As the senior developer I'd designed most of the in-house tooling and trained most of the staff, then laid out team structures and project workflows. Over time our clients became more sophisticated and I found myself drawn more to pre-sales architecture / engineering / estimating, hiring, performance management, etc.

I was given the title of CTO, and more of my time was spent on product strategy, aligning technical strategy with business goals etc. Lots of spreadsheets, lots of modelling and planning. This would have been fine but I never was fully able or allowed to let go of my previous role. I was still the "guy" when it came to build systems, git merge conflicts, server issues, etc, and the company could never justify replacing my old role while I was still on the books.

This was stressful mainly because of context switching and workload. I was happiest when I could focus on one role or the other for extended periods. Having to wear both hats eventually wore me down, as it was hard to constantly keep the big picture in mind while having to focus on minute details like which version of SASS we should be running across our projects, or manning the support helpdesk after hours.

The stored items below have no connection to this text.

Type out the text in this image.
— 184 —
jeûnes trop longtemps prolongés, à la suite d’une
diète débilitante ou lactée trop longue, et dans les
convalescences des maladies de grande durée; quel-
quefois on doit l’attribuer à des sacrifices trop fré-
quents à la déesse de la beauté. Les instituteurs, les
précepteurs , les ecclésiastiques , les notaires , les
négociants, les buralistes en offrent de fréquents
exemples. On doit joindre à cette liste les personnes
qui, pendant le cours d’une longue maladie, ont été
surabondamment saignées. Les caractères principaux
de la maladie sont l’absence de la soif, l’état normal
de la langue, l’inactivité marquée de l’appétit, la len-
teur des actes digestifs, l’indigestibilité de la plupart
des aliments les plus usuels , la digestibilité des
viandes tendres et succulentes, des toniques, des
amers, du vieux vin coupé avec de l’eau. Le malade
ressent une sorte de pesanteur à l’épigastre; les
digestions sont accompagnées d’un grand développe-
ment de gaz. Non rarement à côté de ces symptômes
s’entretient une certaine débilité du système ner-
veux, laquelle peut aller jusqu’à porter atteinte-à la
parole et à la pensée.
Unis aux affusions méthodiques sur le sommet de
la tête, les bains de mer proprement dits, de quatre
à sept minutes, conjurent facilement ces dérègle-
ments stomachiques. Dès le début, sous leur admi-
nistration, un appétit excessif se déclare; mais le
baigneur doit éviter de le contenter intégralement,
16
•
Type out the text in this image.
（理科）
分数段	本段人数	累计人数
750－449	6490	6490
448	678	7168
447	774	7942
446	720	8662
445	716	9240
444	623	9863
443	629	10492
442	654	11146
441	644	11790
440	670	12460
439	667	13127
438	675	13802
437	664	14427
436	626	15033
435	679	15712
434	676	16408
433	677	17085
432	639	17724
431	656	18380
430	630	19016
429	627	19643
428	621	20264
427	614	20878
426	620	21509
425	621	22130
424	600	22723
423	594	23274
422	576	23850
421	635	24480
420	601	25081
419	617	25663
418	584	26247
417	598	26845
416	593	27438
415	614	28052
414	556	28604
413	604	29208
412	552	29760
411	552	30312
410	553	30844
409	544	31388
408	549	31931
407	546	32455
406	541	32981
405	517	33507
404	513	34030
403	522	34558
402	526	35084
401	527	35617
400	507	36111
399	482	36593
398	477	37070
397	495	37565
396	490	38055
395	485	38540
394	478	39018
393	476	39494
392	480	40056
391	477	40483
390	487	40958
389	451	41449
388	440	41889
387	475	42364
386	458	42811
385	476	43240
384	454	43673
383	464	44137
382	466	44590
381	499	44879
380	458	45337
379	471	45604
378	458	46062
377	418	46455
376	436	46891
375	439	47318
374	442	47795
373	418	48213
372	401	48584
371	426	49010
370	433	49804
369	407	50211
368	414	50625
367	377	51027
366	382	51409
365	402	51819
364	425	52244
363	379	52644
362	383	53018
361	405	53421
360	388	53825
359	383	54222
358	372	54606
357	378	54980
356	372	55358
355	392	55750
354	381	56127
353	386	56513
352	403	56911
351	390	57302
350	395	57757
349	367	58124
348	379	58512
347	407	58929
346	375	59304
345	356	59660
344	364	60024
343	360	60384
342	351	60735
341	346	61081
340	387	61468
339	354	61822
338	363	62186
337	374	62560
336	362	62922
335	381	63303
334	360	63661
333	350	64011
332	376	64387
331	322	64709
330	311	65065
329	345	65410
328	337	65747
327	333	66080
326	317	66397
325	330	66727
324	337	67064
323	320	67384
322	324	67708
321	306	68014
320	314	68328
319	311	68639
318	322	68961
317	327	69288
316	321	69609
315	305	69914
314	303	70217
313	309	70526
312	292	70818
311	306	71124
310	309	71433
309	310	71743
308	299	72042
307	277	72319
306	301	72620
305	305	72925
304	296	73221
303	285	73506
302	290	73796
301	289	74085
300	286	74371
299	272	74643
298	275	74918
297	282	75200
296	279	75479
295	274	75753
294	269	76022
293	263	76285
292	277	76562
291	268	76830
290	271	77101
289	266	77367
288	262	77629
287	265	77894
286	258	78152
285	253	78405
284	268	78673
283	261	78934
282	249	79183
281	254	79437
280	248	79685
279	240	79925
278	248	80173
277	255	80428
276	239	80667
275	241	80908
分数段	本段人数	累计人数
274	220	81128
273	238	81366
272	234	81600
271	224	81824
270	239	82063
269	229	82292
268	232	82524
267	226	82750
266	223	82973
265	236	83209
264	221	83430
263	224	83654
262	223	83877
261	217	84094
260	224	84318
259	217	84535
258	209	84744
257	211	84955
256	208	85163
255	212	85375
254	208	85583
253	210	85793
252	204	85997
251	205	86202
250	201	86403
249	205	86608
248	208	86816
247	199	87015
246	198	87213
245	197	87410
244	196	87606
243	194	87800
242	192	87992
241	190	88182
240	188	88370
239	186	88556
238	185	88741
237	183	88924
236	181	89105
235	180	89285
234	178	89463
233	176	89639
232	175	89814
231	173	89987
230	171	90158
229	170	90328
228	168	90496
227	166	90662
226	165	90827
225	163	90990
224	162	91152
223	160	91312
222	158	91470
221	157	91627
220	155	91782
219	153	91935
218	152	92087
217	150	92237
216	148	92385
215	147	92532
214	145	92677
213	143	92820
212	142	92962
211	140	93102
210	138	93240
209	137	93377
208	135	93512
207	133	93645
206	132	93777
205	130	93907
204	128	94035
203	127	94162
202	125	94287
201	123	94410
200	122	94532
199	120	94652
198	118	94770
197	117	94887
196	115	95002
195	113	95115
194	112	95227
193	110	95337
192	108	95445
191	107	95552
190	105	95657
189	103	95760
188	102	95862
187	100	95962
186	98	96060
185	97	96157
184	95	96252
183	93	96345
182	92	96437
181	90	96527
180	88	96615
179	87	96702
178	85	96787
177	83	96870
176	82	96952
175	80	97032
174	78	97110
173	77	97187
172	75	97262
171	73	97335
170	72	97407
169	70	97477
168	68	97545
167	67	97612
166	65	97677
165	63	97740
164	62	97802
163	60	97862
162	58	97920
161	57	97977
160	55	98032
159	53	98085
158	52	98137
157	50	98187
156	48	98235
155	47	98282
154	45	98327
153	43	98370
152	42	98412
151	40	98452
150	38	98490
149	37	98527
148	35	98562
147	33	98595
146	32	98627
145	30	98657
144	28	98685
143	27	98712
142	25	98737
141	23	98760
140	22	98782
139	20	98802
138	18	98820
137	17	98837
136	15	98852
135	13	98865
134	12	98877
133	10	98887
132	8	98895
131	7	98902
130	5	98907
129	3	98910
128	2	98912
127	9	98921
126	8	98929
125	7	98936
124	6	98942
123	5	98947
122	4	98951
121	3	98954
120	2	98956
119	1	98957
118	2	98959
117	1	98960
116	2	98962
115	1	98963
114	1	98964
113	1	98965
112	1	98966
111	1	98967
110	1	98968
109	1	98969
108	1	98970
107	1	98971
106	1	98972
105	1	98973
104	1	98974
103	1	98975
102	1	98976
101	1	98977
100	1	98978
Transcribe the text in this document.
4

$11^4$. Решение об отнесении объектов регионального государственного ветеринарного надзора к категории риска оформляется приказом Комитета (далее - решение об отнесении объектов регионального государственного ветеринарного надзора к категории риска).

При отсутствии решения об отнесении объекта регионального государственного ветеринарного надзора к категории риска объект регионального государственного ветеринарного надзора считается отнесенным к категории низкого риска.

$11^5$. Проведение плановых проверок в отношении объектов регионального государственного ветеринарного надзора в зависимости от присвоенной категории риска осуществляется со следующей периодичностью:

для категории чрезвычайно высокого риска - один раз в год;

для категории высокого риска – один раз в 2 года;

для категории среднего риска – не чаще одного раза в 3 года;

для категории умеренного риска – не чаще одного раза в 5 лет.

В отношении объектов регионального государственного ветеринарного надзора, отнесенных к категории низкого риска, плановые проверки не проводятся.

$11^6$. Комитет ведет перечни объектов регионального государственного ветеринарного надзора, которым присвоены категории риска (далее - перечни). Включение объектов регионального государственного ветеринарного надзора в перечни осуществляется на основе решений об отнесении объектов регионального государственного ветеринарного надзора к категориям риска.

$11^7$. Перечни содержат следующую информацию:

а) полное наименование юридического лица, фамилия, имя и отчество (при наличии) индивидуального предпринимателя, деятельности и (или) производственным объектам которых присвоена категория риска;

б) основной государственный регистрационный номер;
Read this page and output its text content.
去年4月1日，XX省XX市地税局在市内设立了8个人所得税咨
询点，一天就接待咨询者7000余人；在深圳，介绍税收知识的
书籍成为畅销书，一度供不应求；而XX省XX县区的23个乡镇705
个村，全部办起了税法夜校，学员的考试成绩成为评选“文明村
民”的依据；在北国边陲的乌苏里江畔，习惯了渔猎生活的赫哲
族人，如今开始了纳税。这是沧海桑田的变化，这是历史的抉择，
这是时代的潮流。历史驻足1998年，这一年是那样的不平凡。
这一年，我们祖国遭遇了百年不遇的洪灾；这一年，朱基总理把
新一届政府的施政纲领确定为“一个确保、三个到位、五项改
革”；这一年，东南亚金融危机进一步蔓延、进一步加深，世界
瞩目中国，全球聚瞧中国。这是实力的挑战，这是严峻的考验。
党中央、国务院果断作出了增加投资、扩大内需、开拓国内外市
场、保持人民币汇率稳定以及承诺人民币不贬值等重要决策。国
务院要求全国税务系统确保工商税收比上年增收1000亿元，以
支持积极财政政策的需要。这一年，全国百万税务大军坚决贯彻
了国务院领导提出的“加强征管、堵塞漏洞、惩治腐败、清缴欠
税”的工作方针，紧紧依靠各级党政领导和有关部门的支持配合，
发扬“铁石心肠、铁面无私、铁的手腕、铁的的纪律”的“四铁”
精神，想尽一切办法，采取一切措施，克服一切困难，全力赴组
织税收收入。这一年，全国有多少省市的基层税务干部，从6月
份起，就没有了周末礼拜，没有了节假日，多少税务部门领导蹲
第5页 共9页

Switching to a new company lets you walk into a new role without the history - you might be less likely to be chased up to provide critical support or jump on the tools while you're trying to wrap your head around a 5-year digital transformation strategy for a federal contract. I switched to freelancing though so I can't speak to making the switch from experience, just what it was like to move up within a company.

Your mileage may vary, and as others commented it comes down to company culture.